Richard and Kathleen Lightfoot v. State of New York
Type of Injury
ANKLE AND KNEE FRACTURES
$770,239 for Richard L.
XVII/13-30 SCAFFOLD ACCIDENT DAMAGES TRIAL STRUCTURAL STEEL PAINTER SUSTAINS ANKLE AND KNEE FRACTURES
Richard and Kathleen Lightfoot v. State of New York Claim No. 90848 22-page Decision Filed 3/31/99 Court of Claims, Hauppauge
Judge: Leonard Silverman
Decision: $770,239 for Richard L. Breakdown: $350,000 for past pain and suffering; $150,000 for future pain and suffering; $42, 234 for past medical expenses; $91,764 for past lost earnings; $136, 241 for future lost earnings.
$30,000 for Kathleen L. for loss of services.
Clmt. Atty: Edward Fogarty of Fogarty & Fogarty, Mineola
Deft. Atty: Steven Weinberg of Gottesman, Wolgel, Secunda, Malamy & Flynn, P.C., Manhattan
Facts: On 10/8/94, Clmt., then age 43, fell 12-15 feet while working atop a mobile truck scaffold after its railing collapsed. At the time, he was employed as a structural steel painter, painting an overpass on Sunrise Hwy. in West Islip. Previously, Clmt. had been granted summary judgment on liability by the Appellate Division, Second Department. Lightfoot v. State of New York, 245 A.D.2d 488. This trial on damages ensued.
Injuries: interarticular fracture of the right distal tibia; fracture of the lateral tibial plateau of the left knee. Clmt. s right leg fracture required surgery utilizing both internal and external fixation. Clmt. was confined to a bed or wheelchair for 3 months; then used a walker for several months. He underwent physical therapy for several years. In April 1997, he was prescribed an ankle sleeve to help control swelling and provide support.
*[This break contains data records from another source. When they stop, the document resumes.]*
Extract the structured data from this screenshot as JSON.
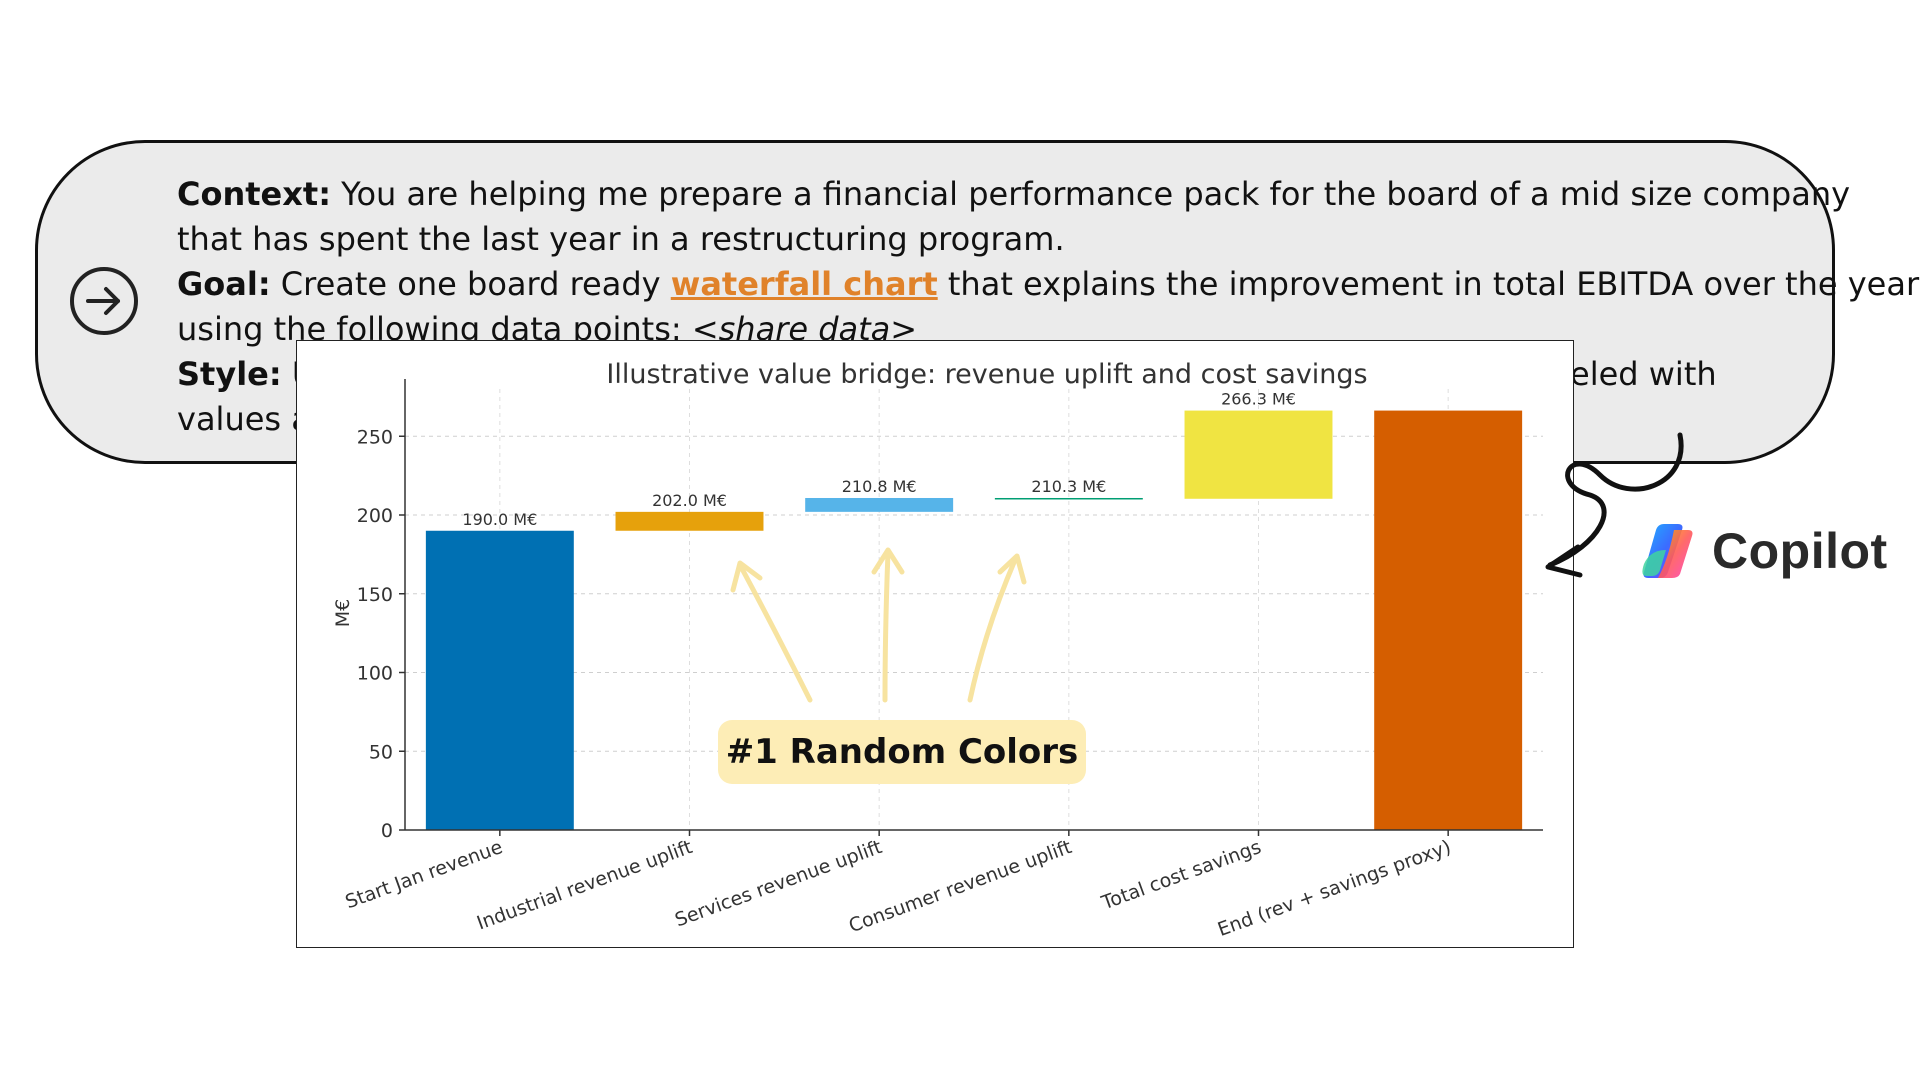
{
  "prompt": {
    "context_label": "Context:",
    "context_text_1": " You are helping me prepare a financial performance pack for the board of a mid size company",
    "context_text_2": "that has spent the last year in a restructuring program.",
    "goal_label": "Goal:",
    "goal_text_pre": " Create one board ready ",
    "goal_link": "waterfall chart",
    "goal_text_post": " that explains the improvement in total EBITDA over the year",
    "goal_text_2": "using the following data points: ",
    "goal_data_placeholder": "<share data>",
    "style_label": "Style:",
    "style_text_visible": " U",
    "style_text_right": "eled with",
    "values_text_visible": "values a"
  },
  "callout": {
    "label": "#1 Random Colors"
  },
  "brand": {
    "name": "Copilot"
  },
  "colors": {
    "accent_link": "#e0822a",
    "callout_bg": "#fdedb6",
    "callout_arrow": "#f7e3a0"
  },
  "chart_data": {
    "type": "bar",
    "subtype": "waterfall",
    "title": "Illustrative value bridge: revenue uplift and cost savings",
    "ylabel": "M€",
    "xlabel": "",
    "ylim": [
      0,
      280
    ],
    "yticks": [
      0,
      50,
      100,
      150,
      200,
      250
    ],
    "grid": true,
    "categories": [
      "Start Jan revenue",
      "Industrial revenue uplift",
      "Services revenue uplift",
      "Consumer revenue uplift",
      "Total cost savings",
      "End (rev + savings proxy)"
    ],
    "bars": [
      {
        "base": 0,
        "top": 190.0,
        "label": "190.0 M€",
        "color": "#0070b3"
      },
      {
        "base": 190.0,
        "top": 202.0,
        "label": "202.0 M€",
        "color": "#e6a10c"
      },
      {
        "base": 202.0,
        "top": 210.8,
        "label": "210.8 M€",
        "color": "#56b4e9"
      },
      {
        "base": 210.8,
        "top": 210.3,
        "label": "210.3 M€",
        "color": "#009e73"
      },
      {
        "base": 210.3,
        "top": 266.3,
        "label": "266.3 M€",
        "color": "#f0e442"
      },
      {
        "base": 0,
        "top": 266.3,
        "label": "",
        "color": "#d55e00"
      }
    ]
  }
}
He attempted to return to work in January 1998, but experienced pain and swelling in the ankle which, he claimed, prevented him from returning. Clmt. contended that he suffers pain and stiffness when he attempts to sit or stand for extended periods, that he is frequently required to use a cane, and that he walks with a limp. Deft. s experts acknowledged that Clmt. suffered a partial disability, but contended that, although Clmt. could not return to work as a painter, he was employable in other fields. The court agreed, finding that Clmt. was totally disabled for 2 years after the accident. From that point on, the court found, Clmt. s earning capacity was reduced by approximately $8,000 per year. Demonstrative evidence: surveillance video showing Clmt. walking with little or no limp.
Clmt. Experts: Dr. David Loya, treating orth. surg., Bay Shore; Conrad Berenson, Ph.D., economist, Woodbury; Edmond Provder, vocational rehabilitation, Manhattan.
Deft. Experts: Joyce Mesch-Spinello, vocational rehabilitation, Manhattan; William Book, vocational rehabilitation, Binghamton; Dr. Leon Sultan, orth. surg., Franklin Square.